Terugkijkend denkt Wout dat het in Nederland vooral ontbroken heeft aan flexibiliteit om tijdig in te spelen op de veranderende wereld. Een zo' n voorbeeld: Met de superheffing op melk werd de melkproductie en daarmee ook het aantal koeien gereguleerd. Toen die afgeschaft werd werden de veebedrijven in korte tijd veel groter. Een ander voorbeeld: de biologische boeren die hun stinkende best doen om op een meer milieuvriendelijke manier te werken worden nu met dezelfde kam geschoren als de rest.
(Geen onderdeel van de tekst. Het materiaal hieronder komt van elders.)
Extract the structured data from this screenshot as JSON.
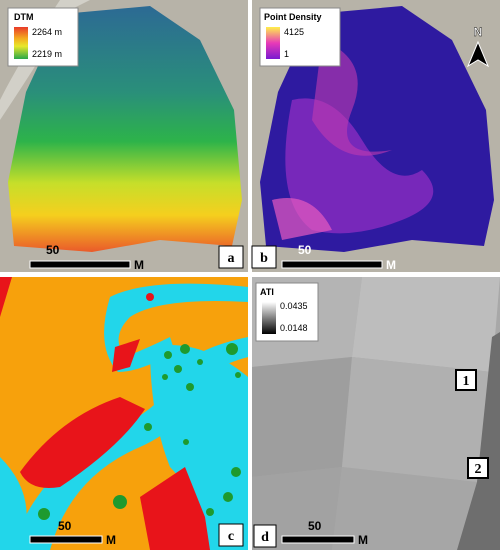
{
  "panels": [
    {
      "label": "a",
      "legend": {
        "title": "DTM",
        "max": "2264 m",
        "min": "2219 m"
      },
      "scale": {
        "distance": "50",
        "unit": "M"
      }
    },
    {
      "label": "b",
      "legend": {
        "title": "Point Density",
        "max": "4125",
        "min": "1"
      },
      "scale": {
        "distance": "50",
        "unit": "M"
      },
      "north": "N"
    },
    {
      "label": "c",
      "scale": {
        "distance": "50",
        "unit": "M"
      }
    },
    {
      "label": "d",
      "legend": {
        "title": "ATI",
        "max": "0.0435",
        "min": "0.0148"
      },
      "scale": {
        "distance": "50",
        "unit": "M"
      },
      "markers": [
        "1",
        "2"
      ]
    }
  ]
}
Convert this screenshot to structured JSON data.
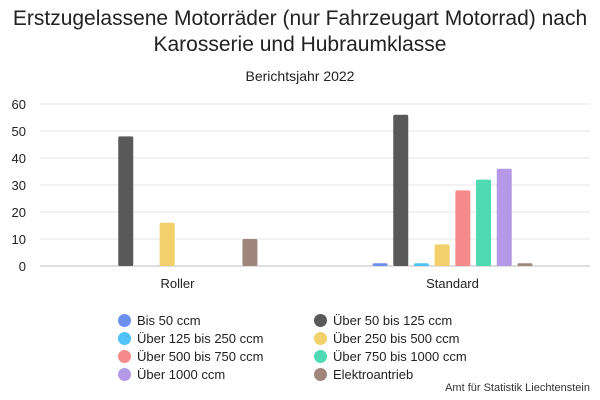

Wout wenst Nederland, maar vooral de boeren, veel succes en de beleidsmakers veel wijsheid toe. Zijn boek over de landbouw is gesloten, een vervolg zal er niet meer komen. Wat geweest is, is geweest en wat er nog komt is toekomst. “Maar wel een toekomst waar wereldwijd zo' n acht miljoen monden te voeden zijn en daarvoor zijn de boeren hard nodig.”